Fig. 11

Effect of AP5 on interneuron responses measured by 2-photon Ca²⁺ imaging. (A) Odor-evoked Ca²⁺ signals in interneurons before, during and after application of AP5 (stimulus: food odor). (B) Average somatic Ca²⁺ signals before (control) and during application of AP5, normalized to control. Error bars show standard deviation. (C) Cumulative distribution of Ca²⁺ signal amplitudes before (black) and during (red) application of AP5. (D) Comparison of Ca²⁺ signal amplitudes evoked by the same odors in the same interneurons before and during application of AP5. r, Pearson correlation coefficient.

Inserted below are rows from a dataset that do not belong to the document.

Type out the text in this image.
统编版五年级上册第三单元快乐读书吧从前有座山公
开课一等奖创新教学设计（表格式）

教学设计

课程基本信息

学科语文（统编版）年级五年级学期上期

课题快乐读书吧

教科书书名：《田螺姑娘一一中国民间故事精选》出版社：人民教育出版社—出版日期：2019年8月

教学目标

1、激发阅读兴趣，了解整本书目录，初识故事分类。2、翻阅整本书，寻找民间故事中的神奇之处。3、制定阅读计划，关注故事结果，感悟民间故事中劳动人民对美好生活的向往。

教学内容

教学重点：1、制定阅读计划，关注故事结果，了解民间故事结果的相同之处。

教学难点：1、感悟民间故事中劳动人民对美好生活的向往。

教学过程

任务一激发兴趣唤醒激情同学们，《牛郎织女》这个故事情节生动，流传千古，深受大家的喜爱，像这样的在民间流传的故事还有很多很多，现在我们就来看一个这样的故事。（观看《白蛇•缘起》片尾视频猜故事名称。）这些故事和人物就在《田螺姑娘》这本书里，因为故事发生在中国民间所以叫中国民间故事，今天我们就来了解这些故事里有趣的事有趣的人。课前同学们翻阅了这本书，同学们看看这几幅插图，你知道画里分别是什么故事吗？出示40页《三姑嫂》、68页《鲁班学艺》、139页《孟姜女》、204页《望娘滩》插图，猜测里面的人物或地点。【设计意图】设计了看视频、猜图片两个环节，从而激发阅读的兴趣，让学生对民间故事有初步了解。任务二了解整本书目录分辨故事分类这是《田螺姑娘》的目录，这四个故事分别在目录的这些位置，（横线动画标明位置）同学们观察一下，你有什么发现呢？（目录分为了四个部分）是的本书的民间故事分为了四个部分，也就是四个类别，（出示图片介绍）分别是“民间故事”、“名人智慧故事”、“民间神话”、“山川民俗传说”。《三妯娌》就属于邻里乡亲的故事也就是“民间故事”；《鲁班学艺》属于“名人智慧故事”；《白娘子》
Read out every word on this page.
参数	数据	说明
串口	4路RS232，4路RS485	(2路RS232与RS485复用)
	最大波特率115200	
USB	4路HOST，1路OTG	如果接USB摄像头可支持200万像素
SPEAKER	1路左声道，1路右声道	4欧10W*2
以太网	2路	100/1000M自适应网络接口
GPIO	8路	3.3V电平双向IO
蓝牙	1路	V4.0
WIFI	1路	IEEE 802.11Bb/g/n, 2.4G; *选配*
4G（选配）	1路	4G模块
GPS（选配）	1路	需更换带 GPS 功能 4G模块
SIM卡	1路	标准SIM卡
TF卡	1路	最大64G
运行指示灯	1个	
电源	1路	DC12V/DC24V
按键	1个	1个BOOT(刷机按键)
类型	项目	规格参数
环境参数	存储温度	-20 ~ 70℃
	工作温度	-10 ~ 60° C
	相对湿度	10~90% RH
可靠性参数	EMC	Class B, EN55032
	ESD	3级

Inset shows the density of data points in the boxed region. Lines are diagonals with slope one. (E) Left: interneuron odor responses ranked according to the Ca²⁺ signal before application of AP5. Data were pooled over all cells, odors and anminals (n = 14884 responses). Right: Responses of the same interneurons to the same odors in the presence of AP5, ranked in the same order as in the control. Inset shows an enlargement of a subregion to demonstrate that low-amplitude values are interspersed between high amplitude values. The visual impression in the full diagram that many amplitudes are increased during AP5 treatment is therefore an artifact caused by crowding of bars in the graph.